While most people are still figuring out how to use ChatGPT for their grocery lists, Andrew Ng is already sounding the alarm about a new kind of digital divide.
The AI guru isn't mincing words. Traditional computer science education? It's creating unemployable graduates. That expensive coding bootcamp? Probably outdated before you finish it. Ng's solution sounds almost ridiculous: "vibe coding," where CEOs and marketers suddenly become programmers overnight.
Traditional CS degrees are minting unemployable graduates while CEOs learn to code through AI vibes instead of syntax.
This isn't some Silicon Valley fever dream. Large enterprises are actually demanding this stuff from job candidates now. Nvidia's CEO is talking about a "human-digital workforce revolution," which sounds fancy but basically means AI is doing the heavy lifting while humans provide the creative spark.
The barrier to entry has never been lower, Ng argues. Why spend years mastering syntax when AI can translate your ideas into working code? It's democratizing programming in ways that would make old-school developers either laugh or cry. Maybe both.
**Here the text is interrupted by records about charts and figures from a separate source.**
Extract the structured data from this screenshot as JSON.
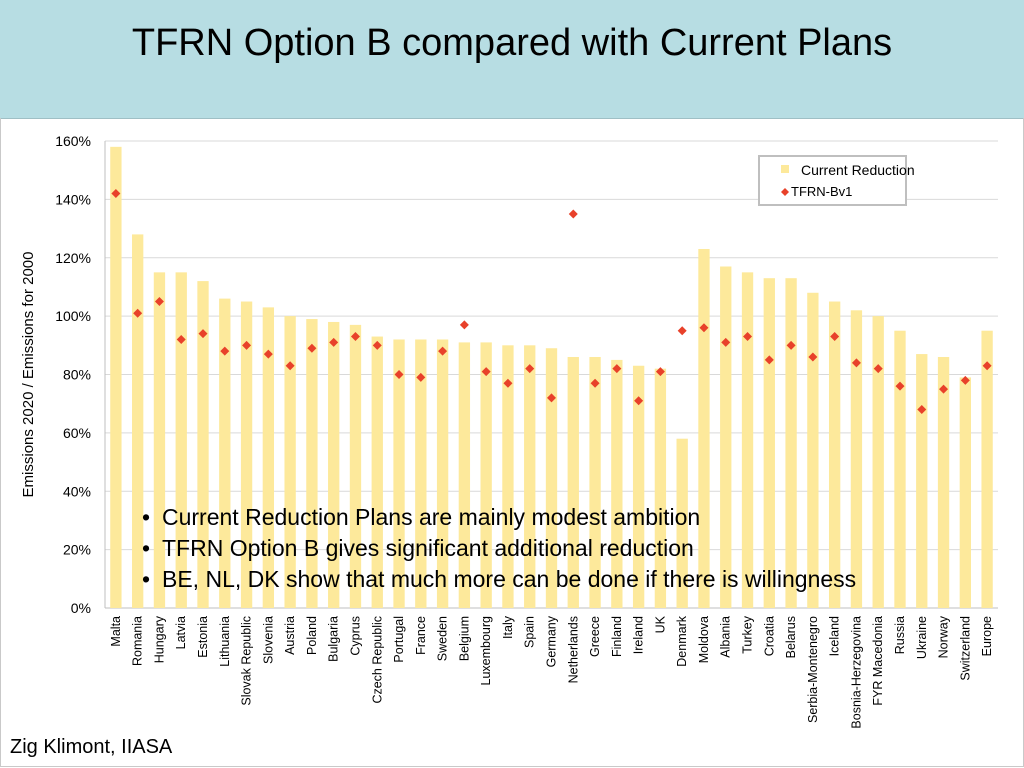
{
  "slide": {
    "title": "TFRN Option B compared with Current Plans",
    "author": "Zig Klimont, IIASA",
    "bullets": [
      "Current Reduction Plans are mainly modest ambition",
      "TFRN Option B gives significant additional reduction",
      "BE, NL, DK show that much more can be done if there is willingness"
    ]
  },
  "colors": {
    "header_bg": "#b7dde3",
    "bar": "#fde99b",
    "marker": "#e8412a",
    "grid": "#d9d9d9"
  },
  "chart_data": {
    "type": "bar",
    "title": "",
    "xlabel": "",
    "ylabel": "Emissions 2020 / Emissions for 2000",
    "ylim": [
      0,
      160
    ],
    "yticks": [
      "0%",
      "20%",
      "40%",
      "60%",
      "80%",
      "100%",
      "120%",
      "140%",
      "160%"
    ],
    "grid": true,
    "legend_position": "top-right",
    "categories": [
      "Malta",
      "Romania",
      "Hungary",
      "Latvia",
      "Estonia",
      "Lithuania",
      "Slovak Republic",
      "Slovenia",
      "Austria",
      "Poland",
      "Bulgaria",
      "Cyprus",
      "Czech Republic",
      "Portugal",
      "France",
      "Sweden",
      "Belgium",
      "Luxembourg",
      "Italy",
      "Spain",
      "Germany",
      "Netherlands",
      "Greece",
      "Finland",
      "Ireland",
      "UK",
      "Denmark",
      "Moldova",
      "Albania",
      "Turkey",
      "Croatia",
      "Belarus",
      "Serbia-Montenegro",
      "Iceland",
      "Bosnia-Herzegovina",
      "FYR Macedonia",
      "Russia",
      "Ukraine",
      "Norway",
      "Switzerland",
      "Europe"
    ],
    "series": [
      {
        "name": "Current Reduction",
        "kind": "bar",
        "values": [
          158,
          128,
          115,
          115,
          112,
          106,
          105,
          103,
          100,
          99,
          98,
          97,
          93,
          92,
          92,
          92,
          91,
          91,
          90,
          90,
          89,
          86,
          86,
          85,
          83,
          82,
          58,
          123,
          117,
          115,
          113,
          113,
          108,
          105,
          102,
          100,
          95,
          87,
          86,
          79,
          95
        ]
      },
      {
        "name": "TFRN-Bv1",
        "kind": "marker",
        "values": [
          142,
          101,
          105,
          92,
          94,
          88,
          90,
          87,
          83,
          89,
          91,
          93,
          90,
          80,
          79,
          88,
          97,
          81,
          77,
          82,
          72,
          135,
          77,
          82,
          71,
          81,
          95,
          96,
          91,
          93,
          85,
          90,
          86,
          93,
          84,
          82,
          76,
          68,
          75,
          78,
          83
        ]
      }
    ]
  }
}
Collins Dictionary even named vibe coding the "word of the year" in October 2025, recognizing its cultural impact on how we think about programming.
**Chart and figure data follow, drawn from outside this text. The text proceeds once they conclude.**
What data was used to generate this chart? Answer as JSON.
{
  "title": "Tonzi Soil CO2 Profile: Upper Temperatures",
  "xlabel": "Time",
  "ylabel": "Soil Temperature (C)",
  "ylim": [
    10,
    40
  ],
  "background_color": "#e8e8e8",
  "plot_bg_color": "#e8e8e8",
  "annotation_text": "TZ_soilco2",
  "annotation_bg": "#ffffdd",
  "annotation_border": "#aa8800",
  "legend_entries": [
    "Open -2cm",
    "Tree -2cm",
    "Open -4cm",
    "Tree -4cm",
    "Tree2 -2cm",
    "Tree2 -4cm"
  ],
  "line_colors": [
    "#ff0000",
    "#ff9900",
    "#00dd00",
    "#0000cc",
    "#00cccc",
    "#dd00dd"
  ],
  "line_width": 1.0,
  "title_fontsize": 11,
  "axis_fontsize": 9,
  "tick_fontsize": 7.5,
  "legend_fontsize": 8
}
But here's where things get messy. Developers are spending 67% more time debugging AI-generated code than they used to spend on their own bugs. That's not exactly the productivity enhancement everyone promised. The code might work, but it's often fragile, insecure, and prone to spectacular failures.
Real-world incidents are piling up. Supply chain attacks, something called "slopsquatting," and prompt injection exploits that sound like science fiction but cause very real damage. When your AI assistant gets hacked, your entire codebase becomes vulnerable.
The skills gap is enormous. India alone needs millions of AI-skilled professionals by 2026. But it's not just about technical knowledge anymore. Companies want creative thinking, communication, leadership, adaptability. Oh, and ethical understanding, because apparently we need humans to tell machines what's right and wrong.
Traditional educational institutions are scrambling to catch up, but they're moving at academic speed while the industry moves at startup velocity. The mismatch is creating a generation of graduates whose skills expire before they graduate. Users simply describe requirements in plain language, letting AI copilots like Cursor and Replit handle the complex programming tasks.
Ng's message is blunt: adapt or become irrelevant. The future belongs to those who can speak AI's language, not those who memorize algorithms.